I ran out of rope and looked down. I’d calculated correctly. Bear was hanging about six feet off the ground. Letting her down all the way would’ve been a dangerous gamble. Bear was smart but she was a dog. There was no telling what she would do when facing giant spiders and weird looking beings. She could wait for me like a good girl, or she could decide it was biting time and get herself killed. Leaving her hanging was the safest choice. The spider herders made no move toward her and if the rope snapped and she fell, she wouldn’t get injured.

It was my turn. I hung the sack with the last egg around my neck, threading one arm through so Bear’s leash crossed my back. The egg was now against my chest. If I smacked into the cliff face, I could use my arms and legs to cushion the impact and keep it safe. I grabbed the second rope. I had never rappelled off anything in my life. Hell of a way to start learning.

It was easier than I thought. The first time I had pushed off a little too hard, but by the fourth bump I got the hang of it.

Push.

Push.

Push.

My feet met the solid ground. I let go of the rope and turned around.

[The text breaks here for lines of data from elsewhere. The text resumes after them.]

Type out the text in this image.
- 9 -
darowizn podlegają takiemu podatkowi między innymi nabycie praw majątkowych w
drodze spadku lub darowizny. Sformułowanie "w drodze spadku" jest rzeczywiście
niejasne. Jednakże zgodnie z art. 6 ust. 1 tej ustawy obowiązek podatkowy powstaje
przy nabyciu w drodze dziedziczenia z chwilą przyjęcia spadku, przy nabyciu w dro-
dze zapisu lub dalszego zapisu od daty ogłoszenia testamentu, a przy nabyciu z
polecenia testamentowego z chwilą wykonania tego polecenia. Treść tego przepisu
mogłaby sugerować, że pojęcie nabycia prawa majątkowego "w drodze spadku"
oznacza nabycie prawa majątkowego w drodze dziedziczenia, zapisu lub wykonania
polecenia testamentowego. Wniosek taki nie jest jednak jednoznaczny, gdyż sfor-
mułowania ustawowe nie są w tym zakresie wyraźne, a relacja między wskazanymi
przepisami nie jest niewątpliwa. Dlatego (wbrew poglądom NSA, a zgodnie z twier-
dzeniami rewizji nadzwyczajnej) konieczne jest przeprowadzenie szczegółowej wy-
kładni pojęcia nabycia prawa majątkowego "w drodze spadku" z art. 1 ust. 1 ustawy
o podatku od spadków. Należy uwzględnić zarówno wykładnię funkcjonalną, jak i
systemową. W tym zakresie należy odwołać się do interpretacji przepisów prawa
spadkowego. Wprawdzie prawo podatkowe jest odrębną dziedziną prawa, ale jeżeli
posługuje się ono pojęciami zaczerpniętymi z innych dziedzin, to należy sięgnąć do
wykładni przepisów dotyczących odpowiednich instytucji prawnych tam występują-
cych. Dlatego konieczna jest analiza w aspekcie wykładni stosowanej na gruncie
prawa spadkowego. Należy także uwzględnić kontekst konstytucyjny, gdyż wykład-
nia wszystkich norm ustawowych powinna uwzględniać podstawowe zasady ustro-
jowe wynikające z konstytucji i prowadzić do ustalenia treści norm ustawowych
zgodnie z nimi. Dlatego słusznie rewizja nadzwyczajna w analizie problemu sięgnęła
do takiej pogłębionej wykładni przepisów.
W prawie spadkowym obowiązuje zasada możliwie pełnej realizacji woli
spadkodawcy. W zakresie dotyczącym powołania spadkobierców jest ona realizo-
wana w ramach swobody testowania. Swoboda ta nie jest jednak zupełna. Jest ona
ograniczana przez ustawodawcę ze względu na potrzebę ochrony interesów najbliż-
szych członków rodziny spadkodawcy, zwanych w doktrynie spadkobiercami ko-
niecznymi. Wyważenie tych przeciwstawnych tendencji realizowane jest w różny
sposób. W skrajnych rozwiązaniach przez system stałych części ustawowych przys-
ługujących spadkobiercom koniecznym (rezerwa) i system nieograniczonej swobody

The spider herders stood motionless. They were almost eight feet tall, and they towered over me, menacing and silent, their faces hidden behind veils. Only the eyes were visible, two of them per face, large, narrow, with a strange-looking white iris on a solid black sclera that didn’t seem the least bit insectoid.

I lifted my paper sack off my back, pulled the paper open, and held the coral egg out.

“Bekh-razz.” My voice sounded ragged.

The spider herder in the center stepped forward. A bubble of light popped inside my head, and I knew that the herder was male and the staff in his hand, with the symbols etched into its shaft, meant he was in charge of this cluster.

The herder’s robe stirred softly as he moved and I realized that the humanoid shape was an illusion. The top half of him, the upright half, seemed human. His arms, unnaturally white, were long and thin, and his hands had six segmented fingers, each tipped with a black claw. He seemed to float forward rather than walk, and as he moved, I glimpsed the outline of four segmented legs underneath the pale silk.

A soft voice issued forth from the spider herder. “Horsun, gehr tirr did sembadzer.”